Henry was of less robust frame than Leonard promised to be, and though on a smaller scale, was more symmetrically made, and had more regular features than either his brother or sister, but his eyes were merely quick lively black beads, without anything of the clear depths possessed by the others. His hair too was jet black, whereas theirs was a pale nut brown; and his whiskers, long and curling, so nearly met under his chin, as to betray a strong desire that the hirsute movement should extend to the medical profession. Always point-device in apparel, the dust on his boot did not prevent its perfect make from being apparent; and the entire sit of his black suit would have enabled a cursory glance to decide that it never came out of the same shop as Dr. May's.
'O, Henry!' were the words that he first heard distinctly.
'It will be much better for every one—himself and you included.'
'Yes, if—'
'If—nonsense. I tell you he will be quite well enough. See how well I am now, how fast I got on as soon as I took to tonics.—Ha, Leonard, old fellow! what, awake? What do you say to this plan of old May's?'
'It is very kind of him; and I should be very glad if I am well enough; but next week is very soon,' said Leonard, waking in the depression in which he had gone to sleep.
'Oh, next week! That is as good as next year in a matter like this, as May agreed with me, here, let us have your pulse. You have let him get low, Averil. A basin of good soup will put more heart into you, and you will feel ready for anything.'
'I have got on to-day, said Leonard, briskly raising himself, as though the cheerful voice had been cordial in itself.
'Of course you have, now that you have something to look forward to; and you will be in excellent hands; the very thing I wanted for you, though I could not see how to manage it. I am going to dress. I shall tell them to send in dinner; and if I am not down, I shall be in the nursery. You won't come in to dinner, Leonard?'
'No, said Leonard, with a shudder.
'I shall send you in some gravy soup, that you may thank me for. Ave never would order anything but boiled chickens for you, and forgets that other people ever want to eat. There will be a chance of making a housekeeper of her now.'
How selfish, thought Averil, to want to get rid of poor Leonard, that I may attend to his dinners. Yet Henry had spoken in perfect good-humour.
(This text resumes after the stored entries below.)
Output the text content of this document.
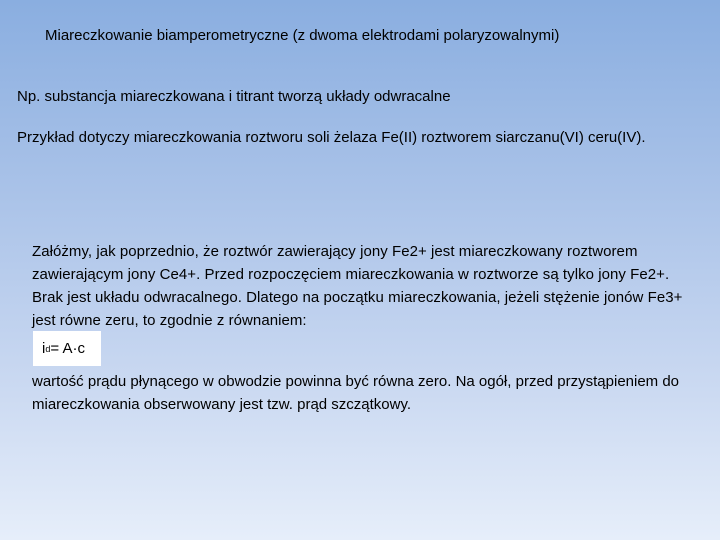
Miareczkowanie biamperometryczne (z dwoma elektrodami polaryzowalnymi)
Np. substancja miareczkowana i titrant tworzą układy odwracalne
Przykład dotyczy miareczkowania roztworu soli żelaza Fe(II) roztworem siarczanu(VI) ceru(IV).
Załóżmy, jak poprzednio, że roztwór zawierający jony Fe2+ jest miareczkowany roztworem zawierającym jony Ce4+. Przed rozpoczęciem miareczkowania w roztworze są tylko jony Fe2+. Brak jest układu odwracalnego. Dlatego na początku miareczkowania, jeżeli stężenie jonów Fe3+ jest równe zeru, to zgodnie z równaniem:
i d = A·c
wartość prądu płynącego w obwodzie powinna być równa zero. Na ogół, przed przystąpieniem do miareczkowania obserwowany jest tzw. prąd szczątkowy.
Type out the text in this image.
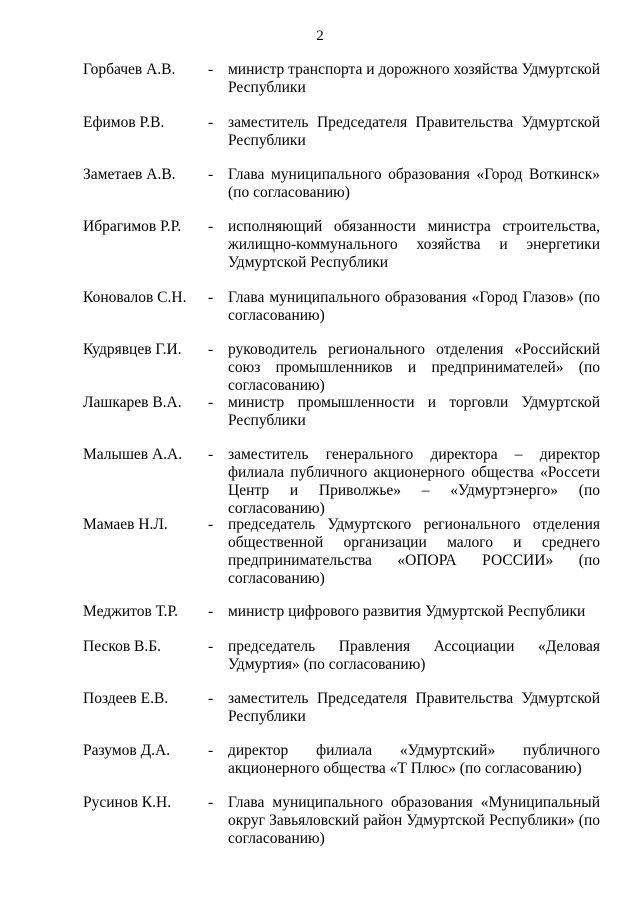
2
Горбачев А.В. - министр транспорта и дорожного хозяйства Удмуртской Республики
Ефимов Р.В.	- заместитель Председателя Правительства Удмуртской Республики
Заметаев А.В. - Глава муниципального образования «Город Воткинск» (по согласованию)
Ибрагимов Р.Р. - исполняющий обязанности министра строительства, жилищно-коммунального хозяйства и энергетики Удмуртской Республики
Коновалов С.Н. - Глава муниципального образования «Город Глазов» (по согласованию)
Кудрявцев Г.И. - руководитель регионального отделения «Российский союз промышленников и предпринимателей» (по согласованию)
Лашкарев В.А. - министр промышленности и торговли Удмуртской Республики
Малышев А.А. - заместитель генерального директора – директор филиала публичного акционерного общества «Россети Центр и Приволжье» – «Удмуртэнерго» (по согласованию)
Мамаев Н.Л.	- председатель Удмуртского регионального отделения общественной организации малого и среднего предпринимательства «ОПОРА РОССИИ» (по согласованию)
Меджитов Т.Р. - министр цифрового развития Удмуртской Республики
Песков В.Б.	- председатель Правления Ассоциации «Деловая Удмуртия» (по согласованию)
Поздеев Е.В.	- заместитель Председателя Правительства Удмуртской Республики
Разумов Д.А. - директор филиала «Удмуртский» публичного акционерного общества «Т Плюс» (по согласованию)
Русинов К.Н. - Глава муниципального образования «Муниципальный округ Завьяловский район Удмуртской Республики» (по согласованию)
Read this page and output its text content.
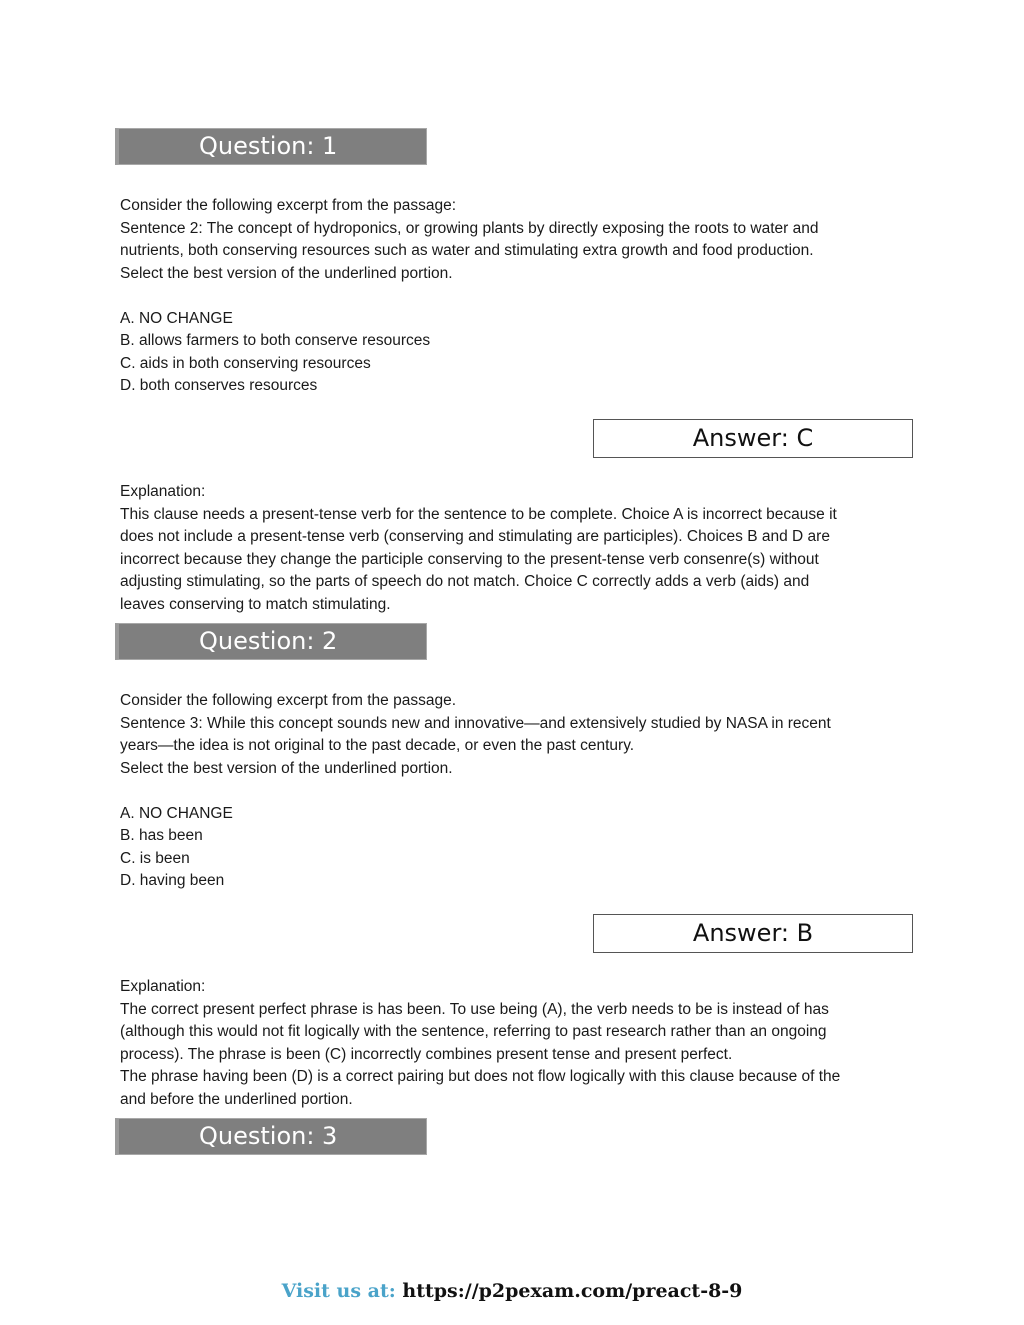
Question: 1
Consider the following excerpt from the passage:
Sentence 2: The concept of hydroponics, or growing plants by directly exposing the roots to water and
nutrients, both conserving resources such as water and stimulating extra growth and food production.
Select the best version of the underlined portion.
A. NO CHANGE
B. allows farmers to both conserve resources
C. aids in both conserving resources
D. both conserves resources
Answer: C
Explanation:
This clause needs a present-tense verb for the sentence to be complete. Choice A is incorrect because it
does not include a present-tense verb (conserving and stimulating are participles). Choices B and D are
incorrect because they change the participle conserving to the present-tense verb consenre(s) without
adjusting stimulating, so the parts of speech do not match. Choice C correctly adds a verb (aids) and
leaves conserving to match stimulating.
Question: 2
Consider the following excerpt from the passage.
Sentence 3: While this concept sounds new and innovative—and extensively studied by NASA in recent
years—the idea is not original to the past decade, or even the past century.
Select the best version of the underlined portion.
A. NO CHANGE
B. has been
C. is been
D. having been
Answer: B
Explanation:
The correct present perfect phrase is has been. To use being (A), the verb needs to be is instead of has
(although this would not fit logically with the sentence, referring to past research rather than an ongoing
process). The phrase is been (C) incorrectly combines present tense and present perfect.
The phrase having been (D) is a correct pairing but does not flow logically with this clause because of the
and before the underlined portion.
Question: 3
Visit us at: https://p2pexam.com/preact-8-9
Henry came down with a little sister in each hand. They were his especial darlings; and with a touch of fatherly fondness, he tried to compensate to them for their sequestration from the drawing-room, the consequence of Averil not having established her authority enough to keep their spirits from growing too riotous for Leonard's weakness. Indeed, their chatter was Henry's sole enlivenment, for Averil was constantly making excursions to ask what her patient would eat, and watch its success; and but for his pleasure in the little girls popping about him, he would have had a meal as dull as it was unsettled. As soon as the strawberries were eaten, he walked out through the window with them clinging to him, and Averil returned to her post.
'Some music, Ave,' said Leonard, with an instinctive dread of her conversation.